Citing Centrality of 'Robust and Discordant Expressions' to University Life, OCR Dismisses Complaint of Anti-Semitism Against Berkeley
August 30, 2013
Last week, the Department of Education’s Office for Civil Rights (OCR) dismissed a complaint (PDF) by Jewish students against the University of California, Berkeley. The complaint had alleged that anti-Israel protests on Berkeley’s campus created a hostile environment for Jewish students.
Explaining its decision to dismiss the complaint, OCR wrote:
In the university environment, exposure to such robust and discordant expressions, even when personally offensive and hurtful, is a circumstance that a reasonable student in higher education may experience. In this context, the events that the complainants described do not constitute actionable harassment.

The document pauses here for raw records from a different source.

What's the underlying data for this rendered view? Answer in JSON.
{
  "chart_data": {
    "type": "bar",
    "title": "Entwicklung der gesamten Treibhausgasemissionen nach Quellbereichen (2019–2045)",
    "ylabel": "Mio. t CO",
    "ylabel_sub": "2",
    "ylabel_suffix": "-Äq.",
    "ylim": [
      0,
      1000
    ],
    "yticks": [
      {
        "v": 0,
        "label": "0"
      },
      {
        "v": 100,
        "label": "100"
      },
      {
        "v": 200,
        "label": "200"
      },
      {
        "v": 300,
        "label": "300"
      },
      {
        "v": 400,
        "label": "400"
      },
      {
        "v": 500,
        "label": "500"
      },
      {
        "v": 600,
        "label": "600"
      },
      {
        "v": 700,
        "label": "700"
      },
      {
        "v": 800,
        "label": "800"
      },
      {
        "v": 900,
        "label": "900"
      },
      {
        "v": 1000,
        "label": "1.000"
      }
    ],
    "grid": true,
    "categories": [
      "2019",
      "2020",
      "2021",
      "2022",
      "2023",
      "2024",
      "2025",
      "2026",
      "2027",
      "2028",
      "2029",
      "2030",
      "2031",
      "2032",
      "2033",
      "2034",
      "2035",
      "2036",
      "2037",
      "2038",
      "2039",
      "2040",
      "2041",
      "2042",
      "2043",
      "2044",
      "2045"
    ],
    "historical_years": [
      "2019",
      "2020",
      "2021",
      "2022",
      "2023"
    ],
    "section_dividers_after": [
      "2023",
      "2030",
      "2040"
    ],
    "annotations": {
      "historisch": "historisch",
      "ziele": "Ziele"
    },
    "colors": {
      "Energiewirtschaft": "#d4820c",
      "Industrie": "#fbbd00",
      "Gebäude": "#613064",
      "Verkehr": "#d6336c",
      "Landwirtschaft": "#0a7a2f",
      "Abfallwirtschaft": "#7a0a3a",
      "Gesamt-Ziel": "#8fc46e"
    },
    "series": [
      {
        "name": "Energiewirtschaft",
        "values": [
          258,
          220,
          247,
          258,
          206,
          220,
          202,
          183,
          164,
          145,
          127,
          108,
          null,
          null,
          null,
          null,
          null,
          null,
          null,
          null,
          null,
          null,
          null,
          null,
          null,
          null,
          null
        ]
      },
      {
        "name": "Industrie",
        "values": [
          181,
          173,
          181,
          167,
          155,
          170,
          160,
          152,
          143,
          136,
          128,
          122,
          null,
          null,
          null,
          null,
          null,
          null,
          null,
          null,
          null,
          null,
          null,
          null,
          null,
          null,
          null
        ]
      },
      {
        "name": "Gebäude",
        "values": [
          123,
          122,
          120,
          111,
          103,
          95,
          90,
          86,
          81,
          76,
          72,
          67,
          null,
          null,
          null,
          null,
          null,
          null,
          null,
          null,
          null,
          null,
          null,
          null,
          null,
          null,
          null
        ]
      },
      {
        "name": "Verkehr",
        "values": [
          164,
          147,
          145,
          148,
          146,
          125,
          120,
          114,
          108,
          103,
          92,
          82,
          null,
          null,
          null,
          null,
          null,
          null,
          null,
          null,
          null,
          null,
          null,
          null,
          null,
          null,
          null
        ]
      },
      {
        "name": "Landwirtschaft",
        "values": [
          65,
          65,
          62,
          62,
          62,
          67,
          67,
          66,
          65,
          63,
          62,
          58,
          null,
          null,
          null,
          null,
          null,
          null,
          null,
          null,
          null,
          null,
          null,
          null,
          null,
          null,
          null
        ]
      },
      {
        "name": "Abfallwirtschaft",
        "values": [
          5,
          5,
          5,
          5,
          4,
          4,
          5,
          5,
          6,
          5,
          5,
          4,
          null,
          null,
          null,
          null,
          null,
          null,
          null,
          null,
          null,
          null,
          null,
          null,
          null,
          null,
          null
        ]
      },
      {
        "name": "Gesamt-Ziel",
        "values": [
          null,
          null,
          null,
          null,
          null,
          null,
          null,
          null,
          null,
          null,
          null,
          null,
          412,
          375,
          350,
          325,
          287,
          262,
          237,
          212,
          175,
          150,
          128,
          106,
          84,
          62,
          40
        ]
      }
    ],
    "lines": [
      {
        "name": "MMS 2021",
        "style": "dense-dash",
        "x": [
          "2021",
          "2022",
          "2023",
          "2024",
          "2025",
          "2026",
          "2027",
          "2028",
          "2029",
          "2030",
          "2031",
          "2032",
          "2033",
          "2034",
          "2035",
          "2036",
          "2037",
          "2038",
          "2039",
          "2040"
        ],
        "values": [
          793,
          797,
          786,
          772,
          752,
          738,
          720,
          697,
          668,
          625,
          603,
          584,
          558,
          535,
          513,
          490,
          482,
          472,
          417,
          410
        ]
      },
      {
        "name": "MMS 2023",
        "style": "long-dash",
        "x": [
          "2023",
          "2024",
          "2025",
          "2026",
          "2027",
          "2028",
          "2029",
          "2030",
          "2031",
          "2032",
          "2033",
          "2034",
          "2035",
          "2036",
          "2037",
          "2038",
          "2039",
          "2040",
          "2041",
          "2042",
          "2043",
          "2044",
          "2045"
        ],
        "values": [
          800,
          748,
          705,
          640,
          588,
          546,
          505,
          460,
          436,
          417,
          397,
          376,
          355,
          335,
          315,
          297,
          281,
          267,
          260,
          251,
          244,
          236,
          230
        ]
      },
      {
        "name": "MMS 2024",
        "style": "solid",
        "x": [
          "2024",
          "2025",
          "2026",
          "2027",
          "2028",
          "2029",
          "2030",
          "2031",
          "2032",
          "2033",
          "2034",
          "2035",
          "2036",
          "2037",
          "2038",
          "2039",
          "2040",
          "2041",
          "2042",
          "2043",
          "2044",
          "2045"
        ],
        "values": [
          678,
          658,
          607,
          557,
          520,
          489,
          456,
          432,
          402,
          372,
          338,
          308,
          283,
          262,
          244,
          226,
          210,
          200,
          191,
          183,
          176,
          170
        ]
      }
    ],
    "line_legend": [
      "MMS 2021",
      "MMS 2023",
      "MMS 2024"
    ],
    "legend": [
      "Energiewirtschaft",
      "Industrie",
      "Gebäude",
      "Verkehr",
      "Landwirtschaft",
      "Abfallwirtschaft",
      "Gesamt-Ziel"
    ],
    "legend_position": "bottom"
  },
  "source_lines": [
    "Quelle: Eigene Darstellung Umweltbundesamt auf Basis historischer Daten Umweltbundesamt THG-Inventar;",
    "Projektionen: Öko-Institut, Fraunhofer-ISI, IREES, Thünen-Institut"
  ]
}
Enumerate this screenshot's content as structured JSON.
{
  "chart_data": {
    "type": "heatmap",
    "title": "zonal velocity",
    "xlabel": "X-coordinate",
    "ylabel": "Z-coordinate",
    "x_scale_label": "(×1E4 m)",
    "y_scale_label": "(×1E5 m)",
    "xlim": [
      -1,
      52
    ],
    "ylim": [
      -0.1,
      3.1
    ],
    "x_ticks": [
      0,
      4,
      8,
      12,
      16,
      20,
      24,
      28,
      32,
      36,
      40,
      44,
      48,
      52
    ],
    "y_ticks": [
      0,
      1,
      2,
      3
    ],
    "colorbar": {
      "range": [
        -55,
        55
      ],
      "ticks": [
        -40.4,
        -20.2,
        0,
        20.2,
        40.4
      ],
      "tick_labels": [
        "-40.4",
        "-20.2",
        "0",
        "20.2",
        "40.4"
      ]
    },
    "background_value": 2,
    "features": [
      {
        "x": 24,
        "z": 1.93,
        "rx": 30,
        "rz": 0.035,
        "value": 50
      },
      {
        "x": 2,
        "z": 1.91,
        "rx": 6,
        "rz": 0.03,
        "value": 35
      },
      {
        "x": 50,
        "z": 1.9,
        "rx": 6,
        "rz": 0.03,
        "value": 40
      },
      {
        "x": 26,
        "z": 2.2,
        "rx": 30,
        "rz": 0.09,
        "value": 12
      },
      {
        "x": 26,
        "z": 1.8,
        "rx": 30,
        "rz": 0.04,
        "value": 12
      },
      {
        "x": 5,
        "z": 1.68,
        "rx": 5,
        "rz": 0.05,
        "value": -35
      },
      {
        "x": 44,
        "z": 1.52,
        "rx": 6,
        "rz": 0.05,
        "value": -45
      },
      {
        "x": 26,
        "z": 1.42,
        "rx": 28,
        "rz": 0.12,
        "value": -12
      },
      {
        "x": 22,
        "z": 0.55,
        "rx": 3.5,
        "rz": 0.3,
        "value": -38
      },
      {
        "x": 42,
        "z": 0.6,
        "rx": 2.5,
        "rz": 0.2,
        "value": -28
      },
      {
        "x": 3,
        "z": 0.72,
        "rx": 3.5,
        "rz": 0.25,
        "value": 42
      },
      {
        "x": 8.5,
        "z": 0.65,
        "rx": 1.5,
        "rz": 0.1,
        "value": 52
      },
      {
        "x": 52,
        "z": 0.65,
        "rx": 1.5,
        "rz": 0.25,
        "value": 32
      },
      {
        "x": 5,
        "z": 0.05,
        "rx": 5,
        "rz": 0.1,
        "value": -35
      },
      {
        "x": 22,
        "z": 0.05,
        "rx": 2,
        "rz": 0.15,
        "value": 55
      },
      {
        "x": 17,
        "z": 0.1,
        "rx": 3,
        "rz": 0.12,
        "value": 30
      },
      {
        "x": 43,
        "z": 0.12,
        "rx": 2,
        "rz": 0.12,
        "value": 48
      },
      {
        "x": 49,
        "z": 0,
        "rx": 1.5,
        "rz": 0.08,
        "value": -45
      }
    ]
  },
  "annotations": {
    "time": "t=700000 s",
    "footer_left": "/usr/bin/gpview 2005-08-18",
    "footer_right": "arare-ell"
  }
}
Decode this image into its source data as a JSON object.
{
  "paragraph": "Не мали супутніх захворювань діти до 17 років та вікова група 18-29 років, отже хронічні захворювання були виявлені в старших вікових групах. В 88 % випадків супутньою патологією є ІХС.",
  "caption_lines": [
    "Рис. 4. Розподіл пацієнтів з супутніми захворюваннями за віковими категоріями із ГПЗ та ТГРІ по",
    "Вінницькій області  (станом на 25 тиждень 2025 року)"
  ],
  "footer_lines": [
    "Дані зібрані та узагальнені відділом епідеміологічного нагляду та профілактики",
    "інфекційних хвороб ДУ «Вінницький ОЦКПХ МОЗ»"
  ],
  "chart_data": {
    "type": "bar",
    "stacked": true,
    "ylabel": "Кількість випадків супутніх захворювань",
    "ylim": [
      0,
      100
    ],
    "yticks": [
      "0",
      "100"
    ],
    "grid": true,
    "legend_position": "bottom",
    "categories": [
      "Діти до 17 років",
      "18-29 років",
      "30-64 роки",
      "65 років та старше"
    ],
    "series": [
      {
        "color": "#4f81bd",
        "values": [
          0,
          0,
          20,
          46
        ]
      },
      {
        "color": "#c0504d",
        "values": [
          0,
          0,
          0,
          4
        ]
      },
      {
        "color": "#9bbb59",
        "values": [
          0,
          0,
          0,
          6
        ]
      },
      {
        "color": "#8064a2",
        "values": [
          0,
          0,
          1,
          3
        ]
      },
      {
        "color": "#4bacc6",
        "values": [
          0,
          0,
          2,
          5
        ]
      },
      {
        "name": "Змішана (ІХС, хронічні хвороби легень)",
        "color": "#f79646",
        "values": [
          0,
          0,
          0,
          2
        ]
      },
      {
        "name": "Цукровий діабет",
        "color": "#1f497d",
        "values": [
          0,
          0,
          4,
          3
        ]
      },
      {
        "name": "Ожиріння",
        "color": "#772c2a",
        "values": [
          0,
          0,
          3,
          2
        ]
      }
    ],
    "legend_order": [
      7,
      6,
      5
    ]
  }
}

It is stunning to hear OCR speak in such reverent terms about the importance of free speech on campus in light of the fact that, since 2003, OCR’s communications with universities on the subject of harassment have barely mentioned free speech at all. For example, on June 15, 2012, OCR sent Yale University a resolution letter (PDF) related to a complaint filed against Yale for, among other things, an October 2010 incident in which members of a Yale fraternity engaged in “misogynistic chanting.” In that letter, OCR wrote approvingly of the various actions Yale had taken to “address” the fraternity’s conduct, including suspending the fraternity for five years and penalizing individuals with written reprimands. Not once in its letter did OCR consider whether the fraternity pledges’ chants might have been protected speech rather than actionable harassment.
Then, of course, there’s the May 9, 2013, settlement with the University of Montana—the federal “blueprint”—in which OCR offered a dramatically expanded definition of sexual harassment without once mentioning free speech.
We hope that this new language from OCR about the importance of “robust and discordant expressions,” even when “personally offensive and hurtful,” represents a new direction for the agency’s guidance to universities on complying with its regulations while upholding students’ constitutional rights. While it would have been nice to see this language in earlier communications regarding harassment on campus, it’s better late than never.